1st Required Minimum Distribution

Good Afternoon
I am looking for help with the following scenario

FACTS:
401(k) plan participant reached 70.5 in 2011 (dob 6/15/1941)
401(k) participant retired in April 2011
401(k) participant rolled her assets into an IRA (July 2011)

My understanding is since the participant reached 70.5 in 2011her RBD was April 1 2012 (yesterday). She had til April 1 2012 to take her 2011 RMD. I am confused about the cacluation due to the rollover

Questions:
Was she required to take her 1st RMD from her 401(k) account (based on 12/31/2010 value) prior to rolling into an IRA?
As of now she hasn’t taken an RMD. I can’t see how she could take her 1st RMD for 2011 from the IRA since her 12/31/2010 IRA value was $0.00
Her 2nd RMD (for 2012) seems straightforward; 12/31/2011 account balance divided her factor using Uniform Life Table

Any insight is appreciated.



Yes, the 2011 401k RMD should not have been included in the IRA rollover. It should have been distributed at the time or held by the plan and paid out no later than 12/31/2011.

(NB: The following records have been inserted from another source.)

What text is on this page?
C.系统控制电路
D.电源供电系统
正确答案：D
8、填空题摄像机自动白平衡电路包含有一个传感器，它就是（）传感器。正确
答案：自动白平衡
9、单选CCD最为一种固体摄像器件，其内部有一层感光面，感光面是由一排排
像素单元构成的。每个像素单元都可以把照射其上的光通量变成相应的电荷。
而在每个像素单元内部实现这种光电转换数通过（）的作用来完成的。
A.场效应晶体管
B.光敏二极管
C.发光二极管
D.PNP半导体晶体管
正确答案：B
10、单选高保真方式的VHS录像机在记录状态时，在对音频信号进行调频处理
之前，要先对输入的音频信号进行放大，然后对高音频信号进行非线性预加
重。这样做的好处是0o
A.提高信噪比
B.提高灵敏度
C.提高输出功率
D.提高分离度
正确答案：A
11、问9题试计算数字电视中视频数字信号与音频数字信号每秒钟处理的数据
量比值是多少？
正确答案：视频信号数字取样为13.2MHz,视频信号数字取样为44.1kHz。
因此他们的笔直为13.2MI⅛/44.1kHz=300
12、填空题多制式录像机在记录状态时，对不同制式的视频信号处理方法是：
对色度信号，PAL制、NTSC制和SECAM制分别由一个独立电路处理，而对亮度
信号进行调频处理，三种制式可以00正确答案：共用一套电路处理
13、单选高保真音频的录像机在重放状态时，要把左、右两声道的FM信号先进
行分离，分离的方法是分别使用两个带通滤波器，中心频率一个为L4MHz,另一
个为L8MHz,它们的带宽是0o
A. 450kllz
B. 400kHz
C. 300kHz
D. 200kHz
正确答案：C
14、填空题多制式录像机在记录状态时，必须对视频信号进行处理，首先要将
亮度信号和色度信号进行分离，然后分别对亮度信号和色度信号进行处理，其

If the full balance was rolled to an IRA, the RMD is considered satisfied anyway, but the IRA now has an excess contribution since the RMD amount is not eligible for rollover. None of this changes the RMD requirements for the IRA itself considering all owned TIRAs. If she does not have any until the rollover, there is no regular IRA RMD due until 12/31/2012 using the 12/31/2011 account balance that included the excess contribution.

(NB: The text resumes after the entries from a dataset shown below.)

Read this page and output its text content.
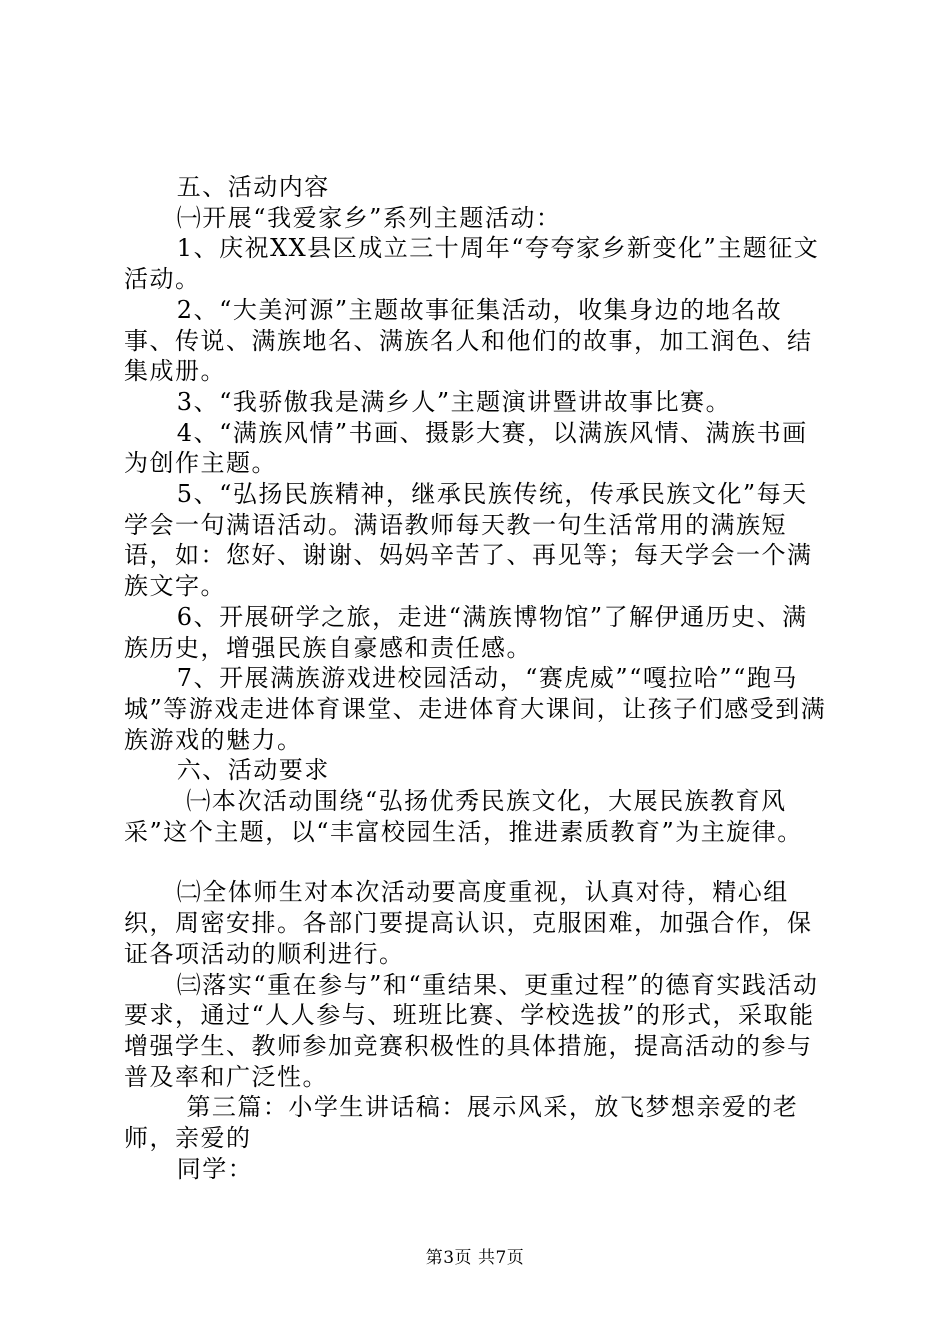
五、活动内容

㈠开展“我爱家乡”系列主题活动：

1、庆祝XX县区成立三十周年“夸夸家乡新变化”主题征文活动。

2、“大美河源”主题故事征集活动，收集身边的地名故事、传说、满族地名、满族名人和他们的故事，加工润色、结集成册。

3、“我骄傲我是满乡人”主题演讲暨讲故事比赛。

4、“满族风情”书画、摄影大赛，以满族风情、满族书画为创作主题。

5、“弘扬民族精神，继承民族传统，传承民族文化”每天学会一句满语活动。满语教师每天教一句生活常用的满族短语，如：您好、谢谢、妈妈辛苦了、再见等；每天学会一个满族文字。

6、开展研学之旅，走进“满族博物馆”了解伊通历史、满族历史，增强民族自豪感和责任感。

7、开展满族游戏进校园活动，“赛虎威”“嘎拉哈”“跑马城”等游戏走进体育课堂、走进体育大课间，让孩子们感受到满族游戏的魅力。

六、活动要求

㈠本次活动围绕“弘扬优秀民族文化，大展民族教育风采”这个主题，以“丰富校园生活，推进素质教育”为主旋律。

㈡全体师生对本次活动要高度重视，认真对待，精心组织，周密安排。各部门要提高认识，克服困难，加强合作，保证各项活动的顺利进行。

㈢落实“重在参与”和“重结果、更重过程”的德育实践活动要求，通过“人人参与、班班比赛、学校选拔”的形式，采取能增强学生、教师参加竞赛积极性的具体措施，提高活动的参与普及率和广泛性。

第三篇：小学生讲话稿：展示风采，放飞梦想亲爱的老师，亲爱的

同学：

第3页 共7页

The 2011 plan RMD should be reported in 2011 taxable income on line 16 of Form 1040. In other words, 16a would be the gross amount actually distributed, and 16b would show the RMD amount as taxable, and “rollover” added next to 16b for the difference that was rolled over. The corrective IRA distribution should be made ASAP by advising the IRA custodian the amount of the plan RMD that was an excess contribution that must be distributed with allocated earnings. The earnings that come out with it are also taxable in 2011 since that was the year the excess contribution was made.

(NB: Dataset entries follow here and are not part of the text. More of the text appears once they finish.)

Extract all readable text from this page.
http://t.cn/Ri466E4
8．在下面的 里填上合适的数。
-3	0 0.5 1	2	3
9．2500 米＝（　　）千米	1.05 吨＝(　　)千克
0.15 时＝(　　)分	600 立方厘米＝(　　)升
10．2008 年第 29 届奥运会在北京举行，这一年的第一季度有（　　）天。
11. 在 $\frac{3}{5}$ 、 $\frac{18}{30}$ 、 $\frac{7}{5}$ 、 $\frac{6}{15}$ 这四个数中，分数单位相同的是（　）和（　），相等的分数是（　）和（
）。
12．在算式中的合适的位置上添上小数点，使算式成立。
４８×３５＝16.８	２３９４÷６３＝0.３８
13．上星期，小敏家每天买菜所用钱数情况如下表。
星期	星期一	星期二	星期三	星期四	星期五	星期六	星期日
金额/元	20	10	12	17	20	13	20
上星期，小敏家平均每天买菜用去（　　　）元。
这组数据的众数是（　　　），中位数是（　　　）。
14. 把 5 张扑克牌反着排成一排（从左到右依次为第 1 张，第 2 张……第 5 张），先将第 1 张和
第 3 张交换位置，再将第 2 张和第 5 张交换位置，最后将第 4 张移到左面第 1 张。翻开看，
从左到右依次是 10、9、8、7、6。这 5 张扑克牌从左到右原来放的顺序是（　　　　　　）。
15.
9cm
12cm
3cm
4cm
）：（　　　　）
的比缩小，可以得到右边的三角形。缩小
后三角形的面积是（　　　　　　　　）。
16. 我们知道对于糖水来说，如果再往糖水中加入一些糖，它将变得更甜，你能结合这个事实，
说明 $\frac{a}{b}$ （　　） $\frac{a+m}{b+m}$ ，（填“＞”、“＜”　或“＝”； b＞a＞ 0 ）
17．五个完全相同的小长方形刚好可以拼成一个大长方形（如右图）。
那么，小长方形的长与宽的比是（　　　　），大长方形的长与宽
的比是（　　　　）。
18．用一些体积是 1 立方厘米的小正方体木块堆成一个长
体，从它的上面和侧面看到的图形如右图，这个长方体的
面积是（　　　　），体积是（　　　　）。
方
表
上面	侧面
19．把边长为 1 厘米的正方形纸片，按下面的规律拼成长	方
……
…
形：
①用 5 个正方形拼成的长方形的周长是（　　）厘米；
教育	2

The IRA custodian should report this corrective distribution on a separate 1099R next January coded to show the earnings taxable in 2011. The amount of the actual excess is not taxable when distributed since it was already included in 2011 taxable income. This distribution might delay her 2011 return, so she either needs to rush the corrective distribution now or file an extension.